La France prend sa part - et prend toute sa part - de cet effort de redressement des équilibres financiers qui sont indispensables dans l'intérêt des pays eux-mêmes d'ailleurs. Il ne s'agit pas de sacrifier à je ne sais quel mythe qui serait inscrit dans un traité au respect duquel nous nous soumettrions inconditionnellement, même si ce n'était pas conforme à nos intérêts. C'est le contraire qui est vrai.
Intérêt de la France et de la CE
Nous avons intérêt les uns et les autres - et la France a intérêt - à ce que ces équilibres financiers soient rétablis. Et c'est ce qui inspire à la fois le nouveau statut de la Banque de France dont le Parlement délibère en ce moment et le projet de loi quinquennale sur la réduction des déficits que je transmettrai au Président Delors dans les heures qui viennent - d'ailleurs je confesse que je croyais qu'il l'avait déjà.
Projet français pour la stabilité en Europe - principes fondamentaux
Enfin, troisièmement, toujours cette même recherche, cette même affirmation de l'identité de l'Europe a conduit le gouvernement français à soumettre à ses partenaires aujourd'hui - puisque j'ai remis au Président Delors le texte comme je l'ai fait auprès de M. Dehaene, le Premier ministre de Belgique - une initiative en matière de sécurité de l'Europe.

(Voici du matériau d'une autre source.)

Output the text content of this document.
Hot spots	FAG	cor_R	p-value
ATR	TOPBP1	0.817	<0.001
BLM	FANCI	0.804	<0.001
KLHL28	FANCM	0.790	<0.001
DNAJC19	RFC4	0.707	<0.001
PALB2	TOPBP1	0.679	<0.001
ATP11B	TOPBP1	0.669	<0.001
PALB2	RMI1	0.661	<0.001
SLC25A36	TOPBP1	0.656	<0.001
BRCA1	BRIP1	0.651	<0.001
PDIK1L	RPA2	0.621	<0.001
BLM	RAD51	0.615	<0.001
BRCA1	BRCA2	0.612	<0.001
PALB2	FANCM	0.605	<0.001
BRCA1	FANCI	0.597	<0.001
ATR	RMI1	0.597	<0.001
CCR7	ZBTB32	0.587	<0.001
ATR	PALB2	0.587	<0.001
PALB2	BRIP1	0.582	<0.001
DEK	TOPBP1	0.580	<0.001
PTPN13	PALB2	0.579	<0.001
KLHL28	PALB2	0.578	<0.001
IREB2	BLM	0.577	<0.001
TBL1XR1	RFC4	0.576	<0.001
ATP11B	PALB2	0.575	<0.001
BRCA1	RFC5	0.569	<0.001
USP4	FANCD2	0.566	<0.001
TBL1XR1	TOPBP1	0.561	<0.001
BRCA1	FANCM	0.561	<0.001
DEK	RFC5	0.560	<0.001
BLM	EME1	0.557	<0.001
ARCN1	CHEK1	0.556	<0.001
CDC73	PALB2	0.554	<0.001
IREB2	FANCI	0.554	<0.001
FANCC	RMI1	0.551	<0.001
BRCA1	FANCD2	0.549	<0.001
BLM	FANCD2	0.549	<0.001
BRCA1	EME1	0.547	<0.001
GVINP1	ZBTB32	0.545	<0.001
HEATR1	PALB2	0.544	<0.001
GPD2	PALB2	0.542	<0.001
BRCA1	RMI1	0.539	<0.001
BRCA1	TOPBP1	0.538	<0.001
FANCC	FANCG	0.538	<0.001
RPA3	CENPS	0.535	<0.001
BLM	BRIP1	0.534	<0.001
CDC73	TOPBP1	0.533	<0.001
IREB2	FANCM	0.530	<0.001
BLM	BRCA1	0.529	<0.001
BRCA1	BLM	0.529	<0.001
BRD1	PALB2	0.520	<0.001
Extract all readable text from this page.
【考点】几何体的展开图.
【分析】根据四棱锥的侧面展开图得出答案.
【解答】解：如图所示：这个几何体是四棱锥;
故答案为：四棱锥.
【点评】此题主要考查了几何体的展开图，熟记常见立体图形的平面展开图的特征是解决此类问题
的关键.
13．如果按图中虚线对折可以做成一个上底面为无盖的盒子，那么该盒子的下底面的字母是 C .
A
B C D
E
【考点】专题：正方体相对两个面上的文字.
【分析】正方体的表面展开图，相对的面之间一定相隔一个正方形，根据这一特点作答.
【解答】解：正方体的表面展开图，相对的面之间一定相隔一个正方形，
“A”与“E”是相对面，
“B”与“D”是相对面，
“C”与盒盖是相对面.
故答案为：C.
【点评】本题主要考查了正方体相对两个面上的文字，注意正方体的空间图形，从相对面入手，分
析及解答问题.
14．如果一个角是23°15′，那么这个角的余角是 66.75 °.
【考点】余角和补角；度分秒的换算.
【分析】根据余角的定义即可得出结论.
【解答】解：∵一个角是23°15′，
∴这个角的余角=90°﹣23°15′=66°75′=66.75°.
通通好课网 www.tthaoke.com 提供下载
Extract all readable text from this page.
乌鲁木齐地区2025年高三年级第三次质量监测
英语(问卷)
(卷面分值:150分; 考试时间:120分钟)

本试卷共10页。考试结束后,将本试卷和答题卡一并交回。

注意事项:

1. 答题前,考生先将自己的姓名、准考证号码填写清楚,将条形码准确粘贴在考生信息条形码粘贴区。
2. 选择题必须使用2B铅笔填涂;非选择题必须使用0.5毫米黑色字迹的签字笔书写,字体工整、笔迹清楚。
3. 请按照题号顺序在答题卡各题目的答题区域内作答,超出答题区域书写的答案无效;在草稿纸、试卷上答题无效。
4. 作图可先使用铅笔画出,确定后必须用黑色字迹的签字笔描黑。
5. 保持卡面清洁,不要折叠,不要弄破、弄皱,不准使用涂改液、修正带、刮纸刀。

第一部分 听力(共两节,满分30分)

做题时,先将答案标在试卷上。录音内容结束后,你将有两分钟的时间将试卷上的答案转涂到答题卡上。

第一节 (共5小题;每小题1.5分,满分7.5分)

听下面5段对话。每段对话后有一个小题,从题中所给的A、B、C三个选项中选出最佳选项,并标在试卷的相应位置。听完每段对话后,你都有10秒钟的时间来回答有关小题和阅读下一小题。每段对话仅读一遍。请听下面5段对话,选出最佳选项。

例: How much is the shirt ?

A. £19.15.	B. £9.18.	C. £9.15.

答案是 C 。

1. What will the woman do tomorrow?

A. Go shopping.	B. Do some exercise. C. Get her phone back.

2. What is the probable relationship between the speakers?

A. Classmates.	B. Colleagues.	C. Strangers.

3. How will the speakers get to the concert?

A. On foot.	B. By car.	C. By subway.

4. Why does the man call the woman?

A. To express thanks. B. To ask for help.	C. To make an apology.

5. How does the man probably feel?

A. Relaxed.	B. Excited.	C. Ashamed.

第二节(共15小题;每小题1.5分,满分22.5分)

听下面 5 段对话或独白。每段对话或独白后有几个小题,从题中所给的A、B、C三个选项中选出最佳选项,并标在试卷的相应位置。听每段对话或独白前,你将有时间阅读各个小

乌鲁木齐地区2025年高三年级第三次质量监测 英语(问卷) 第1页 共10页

Il s'agit pour nous de voir la Communauté là aussi affirmer son rôle, en débattant d'abord en son sein des principes auxquels la sécurité de notre continent devrait être soumise, ce qui pose trois questions :
- le problème des frontières et de leur inviolabilité,
- le problème des minorités et de leur garantie,
- le concours que la Communauté, par des mesures d'incitation ou d'accompagnement, peut accorder à ces
objectifs.
Conseil européen de Copenhague - PESC
Il est souhaité par la France - et je crois que c'est également le souhait du Président Delors - qu'il y ait un premier exposé, une première prise de contacts sur ce sujet lors de la prochaine réunion de Copenhague. J'en parlerai d'ailleurs ce soir avec le Premier ministre du Danemark, M. Rasmussen, qui est président en exercice de la Communauté et qui vient me voir à Paris en fin d'après-midi.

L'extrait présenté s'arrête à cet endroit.